Asking for permission is key to affirming others and makes our relationship more intimate and strong. Expressing our thanks is more than a social formality. It is a recognition and validation of our loved ones and an expression of our appreciation for their love. Most importantly, we are showing that we are aware of how important our loved ones are to us. The most difficult, according to the Pope, is “Forgive me.” Conflicts and disagreements — even arguments — are part of any honest relationship. Pope Francis even alludes to serious incidents in which “plates fly.” What is key is to ask forgiveness. Pope Francis advises us to be reconciled with each other before the end of the day. This might not always be possible since we might need more time to cool down. However, Pope Francis is making the point that being reconciled has to be done sooner rather than later to demonstrate that the strength of our love is greater than any disagreement or frustration we may have with each other.

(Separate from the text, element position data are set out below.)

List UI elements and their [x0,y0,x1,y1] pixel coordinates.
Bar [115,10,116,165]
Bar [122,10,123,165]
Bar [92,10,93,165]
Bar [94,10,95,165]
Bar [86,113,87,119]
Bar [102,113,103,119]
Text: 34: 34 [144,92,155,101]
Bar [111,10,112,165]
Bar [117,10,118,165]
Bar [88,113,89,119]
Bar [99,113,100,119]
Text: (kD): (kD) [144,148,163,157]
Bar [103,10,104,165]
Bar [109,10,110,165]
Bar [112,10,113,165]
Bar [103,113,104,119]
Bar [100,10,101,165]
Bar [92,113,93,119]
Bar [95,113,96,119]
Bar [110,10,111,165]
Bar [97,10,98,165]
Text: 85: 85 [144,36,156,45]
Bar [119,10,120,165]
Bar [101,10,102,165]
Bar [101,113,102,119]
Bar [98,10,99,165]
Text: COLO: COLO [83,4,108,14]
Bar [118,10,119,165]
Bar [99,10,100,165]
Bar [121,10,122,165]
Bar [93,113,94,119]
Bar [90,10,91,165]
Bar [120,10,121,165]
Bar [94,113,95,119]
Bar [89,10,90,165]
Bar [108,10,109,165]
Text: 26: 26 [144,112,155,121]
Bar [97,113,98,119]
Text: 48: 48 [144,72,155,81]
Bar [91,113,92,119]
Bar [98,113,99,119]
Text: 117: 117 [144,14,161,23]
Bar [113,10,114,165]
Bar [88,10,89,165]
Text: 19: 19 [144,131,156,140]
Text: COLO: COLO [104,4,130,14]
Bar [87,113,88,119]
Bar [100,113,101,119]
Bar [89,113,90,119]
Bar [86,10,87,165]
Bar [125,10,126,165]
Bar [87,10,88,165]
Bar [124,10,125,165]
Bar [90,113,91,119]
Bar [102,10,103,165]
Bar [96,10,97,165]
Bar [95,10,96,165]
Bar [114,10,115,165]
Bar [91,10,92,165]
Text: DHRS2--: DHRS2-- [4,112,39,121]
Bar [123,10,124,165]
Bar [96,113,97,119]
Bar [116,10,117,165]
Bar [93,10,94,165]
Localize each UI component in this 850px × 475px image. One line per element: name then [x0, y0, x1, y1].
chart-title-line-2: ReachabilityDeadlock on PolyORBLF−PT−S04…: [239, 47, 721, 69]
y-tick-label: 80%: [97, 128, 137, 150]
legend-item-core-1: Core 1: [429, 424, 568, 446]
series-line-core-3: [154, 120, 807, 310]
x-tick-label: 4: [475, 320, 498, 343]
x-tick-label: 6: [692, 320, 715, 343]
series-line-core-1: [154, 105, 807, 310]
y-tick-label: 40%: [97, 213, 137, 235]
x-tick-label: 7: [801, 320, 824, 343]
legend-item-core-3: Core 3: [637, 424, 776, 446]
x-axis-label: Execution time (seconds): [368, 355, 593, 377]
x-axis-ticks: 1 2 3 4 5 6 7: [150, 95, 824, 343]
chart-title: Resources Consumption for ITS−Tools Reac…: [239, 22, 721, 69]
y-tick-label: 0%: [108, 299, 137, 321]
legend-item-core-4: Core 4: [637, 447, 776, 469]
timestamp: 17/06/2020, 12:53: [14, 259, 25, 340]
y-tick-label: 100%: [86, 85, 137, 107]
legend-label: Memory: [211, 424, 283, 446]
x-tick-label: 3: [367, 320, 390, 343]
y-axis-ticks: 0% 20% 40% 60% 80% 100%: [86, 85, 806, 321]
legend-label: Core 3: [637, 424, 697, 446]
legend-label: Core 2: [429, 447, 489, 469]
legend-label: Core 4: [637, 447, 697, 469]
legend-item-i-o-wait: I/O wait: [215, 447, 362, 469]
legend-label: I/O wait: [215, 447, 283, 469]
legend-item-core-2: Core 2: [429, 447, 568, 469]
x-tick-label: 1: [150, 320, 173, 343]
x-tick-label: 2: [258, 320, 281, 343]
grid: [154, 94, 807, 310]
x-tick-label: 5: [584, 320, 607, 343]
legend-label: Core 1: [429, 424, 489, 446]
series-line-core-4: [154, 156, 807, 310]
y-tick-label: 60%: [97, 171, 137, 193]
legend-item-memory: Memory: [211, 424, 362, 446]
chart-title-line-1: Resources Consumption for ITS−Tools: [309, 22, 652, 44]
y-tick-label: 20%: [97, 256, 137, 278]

A note on cultural differences may be helpful here. Latin cultures tend to deal with stress by externalizing it. Italian opera is a good example of this. Generally, upset and irritation are not internalized. Voices rise, arms start waving, and everything seems over the top by North Atlantic English-speaking standards. For non-Latin cultures, the expression of stress is usually more muted. The feelings are not necessarily less intense. Sometimes they are more intense since they are being internalized. This type of culturally conditioned response to conflict requires a different, more low key response. The three expressions still apply but we need to be attentive to the way our families perceive and deal with conflict. Anger, dissension, and disillusionment provide opportunities to uncover and resolve deeper conflicts. Professional help from a skilled counselor can be very useful to avoid undermining and destroying our bonds of love and affection. Politeness, courtesy, and respect are important in our speech, but they also have to be accompanied by changed behavior. As St. Ignatius Loyola says in the Spiritual Exercises “Love is shown more in deeds than in words.” These three expressions are important deeds. They are much more than words and can open the door to improved behavior and the mutual acceptance and loving response to challenges that are central to being happy and making a happy home.